The UK imported an average of £213mn of black tea per year between 2017 and 2019, of which £142mn was from Kenya. Well known British tea brands including Taylors of Harrogate based in Yorkshire, Twinings of Hampshire, and Spicers of Tyne and Wear are key recipients of tea imports.
Similarly, coffee imports to the UK totalled, on average, £108m per year within the same time period, the majority of which was from Vietnam, at £43m. Kenco and Union Coffee, based in Oxfordshire and East London respectively, are British producers of a variety of different coffee products sold directly to UK consumers as well as to other businesses in the retail and hospitality sector, including Waitrose, Ocado, Gail’s Bakery and Peach Pubs. If Vietnam, and other developing countries that produce coffee beans exported to the UK, such as Ghana and Indonesia, were expected to provide evidence that they met UK carbon emission targets as set out in the Climate Change Act, the UK retail and hospitality sector would be heavily impacted.
Bananas are imported into the UK in large numbers every year from a variety of developing countries including the Dominican Republic, Belize, and Cameroon.

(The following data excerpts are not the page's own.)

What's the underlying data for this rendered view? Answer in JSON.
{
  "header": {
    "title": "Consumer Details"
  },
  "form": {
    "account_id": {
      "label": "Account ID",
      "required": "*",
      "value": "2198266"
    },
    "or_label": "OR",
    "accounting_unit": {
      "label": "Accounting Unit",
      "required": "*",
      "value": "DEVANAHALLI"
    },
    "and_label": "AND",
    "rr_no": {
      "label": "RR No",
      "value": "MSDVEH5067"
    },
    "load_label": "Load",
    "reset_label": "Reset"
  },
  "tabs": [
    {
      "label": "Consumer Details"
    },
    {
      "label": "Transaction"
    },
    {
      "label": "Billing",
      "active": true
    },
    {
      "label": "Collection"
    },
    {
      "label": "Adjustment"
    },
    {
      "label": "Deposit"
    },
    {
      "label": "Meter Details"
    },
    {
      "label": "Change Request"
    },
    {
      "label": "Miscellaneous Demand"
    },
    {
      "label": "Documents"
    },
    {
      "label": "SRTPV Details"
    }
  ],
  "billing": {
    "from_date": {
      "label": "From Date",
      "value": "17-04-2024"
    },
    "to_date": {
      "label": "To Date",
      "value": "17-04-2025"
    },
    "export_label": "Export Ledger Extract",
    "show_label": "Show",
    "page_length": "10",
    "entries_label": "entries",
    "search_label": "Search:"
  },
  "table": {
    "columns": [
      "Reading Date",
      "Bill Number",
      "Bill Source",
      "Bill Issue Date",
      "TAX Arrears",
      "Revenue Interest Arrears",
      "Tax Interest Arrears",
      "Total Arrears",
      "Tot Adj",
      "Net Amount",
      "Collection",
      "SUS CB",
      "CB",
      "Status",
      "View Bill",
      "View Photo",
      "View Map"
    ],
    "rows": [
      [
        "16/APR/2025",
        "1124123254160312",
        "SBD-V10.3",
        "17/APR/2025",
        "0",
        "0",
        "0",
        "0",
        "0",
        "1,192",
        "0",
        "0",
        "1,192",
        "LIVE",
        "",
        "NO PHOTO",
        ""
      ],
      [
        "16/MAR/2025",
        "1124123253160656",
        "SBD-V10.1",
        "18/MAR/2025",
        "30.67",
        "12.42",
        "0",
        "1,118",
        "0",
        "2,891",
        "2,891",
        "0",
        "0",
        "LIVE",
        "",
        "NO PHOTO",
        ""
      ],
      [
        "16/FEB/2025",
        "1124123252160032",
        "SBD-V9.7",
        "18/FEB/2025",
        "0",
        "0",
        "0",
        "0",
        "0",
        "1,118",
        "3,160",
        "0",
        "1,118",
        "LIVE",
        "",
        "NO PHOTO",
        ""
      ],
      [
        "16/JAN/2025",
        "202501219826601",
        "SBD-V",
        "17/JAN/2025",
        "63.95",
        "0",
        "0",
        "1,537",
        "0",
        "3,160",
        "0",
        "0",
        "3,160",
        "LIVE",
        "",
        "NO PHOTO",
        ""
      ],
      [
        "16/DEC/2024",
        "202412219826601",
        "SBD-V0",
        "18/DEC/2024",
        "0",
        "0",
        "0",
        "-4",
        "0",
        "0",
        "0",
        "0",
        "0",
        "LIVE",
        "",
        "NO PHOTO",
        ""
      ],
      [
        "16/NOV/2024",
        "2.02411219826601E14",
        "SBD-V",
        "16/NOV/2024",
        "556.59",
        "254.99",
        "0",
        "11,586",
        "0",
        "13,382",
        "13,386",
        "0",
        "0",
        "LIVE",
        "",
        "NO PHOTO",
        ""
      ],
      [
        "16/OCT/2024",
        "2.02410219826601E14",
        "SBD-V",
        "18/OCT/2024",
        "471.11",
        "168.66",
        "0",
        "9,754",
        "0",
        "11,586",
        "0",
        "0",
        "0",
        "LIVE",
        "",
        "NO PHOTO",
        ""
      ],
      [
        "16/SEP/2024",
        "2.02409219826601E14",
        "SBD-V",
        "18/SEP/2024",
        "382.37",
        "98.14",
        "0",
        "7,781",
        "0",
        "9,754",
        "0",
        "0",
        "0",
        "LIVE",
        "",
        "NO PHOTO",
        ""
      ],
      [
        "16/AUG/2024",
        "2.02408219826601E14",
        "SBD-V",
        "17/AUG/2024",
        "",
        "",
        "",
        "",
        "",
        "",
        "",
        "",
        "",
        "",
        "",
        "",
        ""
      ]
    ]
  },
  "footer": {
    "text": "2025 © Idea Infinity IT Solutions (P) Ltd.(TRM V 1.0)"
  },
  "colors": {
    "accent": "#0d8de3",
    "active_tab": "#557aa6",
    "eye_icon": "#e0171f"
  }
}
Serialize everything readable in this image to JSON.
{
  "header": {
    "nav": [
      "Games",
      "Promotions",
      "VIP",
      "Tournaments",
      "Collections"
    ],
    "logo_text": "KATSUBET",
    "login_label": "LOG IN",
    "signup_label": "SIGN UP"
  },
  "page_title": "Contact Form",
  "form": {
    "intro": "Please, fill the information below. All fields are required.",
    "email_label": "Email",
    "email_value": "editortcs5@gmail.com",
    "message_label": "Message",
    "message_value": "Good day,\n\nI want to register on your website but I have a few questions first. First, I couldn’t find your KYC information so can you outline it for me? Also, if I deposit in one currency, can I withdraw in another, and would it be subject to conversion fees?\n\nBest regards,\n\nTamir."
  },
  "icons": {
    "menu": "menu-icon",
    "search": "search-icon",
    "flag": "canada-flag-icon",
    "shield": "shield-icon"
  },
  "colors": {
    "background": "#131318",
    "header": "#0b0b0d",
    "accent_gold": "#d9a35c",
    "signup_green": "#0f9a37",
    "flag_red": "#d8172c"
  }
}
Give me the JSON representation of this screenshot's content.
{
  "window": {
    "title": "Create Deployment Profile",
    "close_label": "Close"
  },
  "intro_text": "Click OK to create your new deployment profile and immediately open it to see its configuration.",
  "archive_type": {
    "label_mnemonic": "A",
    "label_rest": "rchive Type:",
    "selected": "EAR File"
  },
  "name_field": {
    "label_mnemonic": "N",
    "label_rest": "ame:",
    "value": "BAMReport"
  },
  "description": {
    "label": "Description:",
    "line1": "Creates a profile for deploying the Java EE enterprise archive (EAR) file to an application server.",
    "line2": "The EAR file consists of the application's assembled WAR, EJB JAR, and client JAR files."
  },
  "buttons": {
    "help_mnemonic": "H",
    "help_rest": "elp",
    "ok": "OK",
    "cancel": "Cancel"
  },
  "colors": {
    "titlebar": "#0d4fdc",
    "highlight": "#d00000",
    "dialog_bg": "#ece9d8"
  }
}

The supply chain of bananas features UK supermarkets and food retailers both directly and via British manufacturers of, for example, cereal products, confectionery and desserts. Companies such as Jordans Cereals, based in Bedfordshire, and Dorset Cereals, based in Dorset, are examples of UK food manufacturers who contribute to the import of £105mn worth of bananas on average per year (2017-19). These companies would likely face huge supply chain disruption if the developing countries’ imports could not economically provide evidence of meeting existing UK legislation on the protection of animals, plants and habitats. A similar problem would be faced by British confectionery and dessert manufacturers such as Tunnock’s, based in Glasgow; Cadbury, based in the West Midlands; Gü, based in Hertfordshire; and Mr Kipling, based in West Yorkshire, if the 2017-19 annual average of £70mn of cocoa bean imports from countries such as Côte d'Ivoire and Nigeria were affected.
I hope this outlines why I cannot support amendments which would have such a catastrophic effect, not only on the future potential of UK agricultural businesses but would have a devastating impact on our existing imports, which are not only vital products in the UK market, but would also have a terrible impact on the exports so vital to the economies of developing nations.
It remains to be seen which amendments might be selected by the Speaker however, I will not support any amendment that would have such devastating consequences for the UK’s food supply and our ability to strike trade agreements which will benefit our producers.
A final note on food standards, as I am repeatedly asked about this and it is a really important topic, I do wish to reassure people that products such as chlorinated chicken and hormone-fed beef are already banned under UK legislation - they were contained within the Withdrawal Act, which transferred large swathes of these regulations from EU law on the UK statute book. MPs would have to vote to allow such imports if they were to take place in the future, an outcome I think is highly unlikely.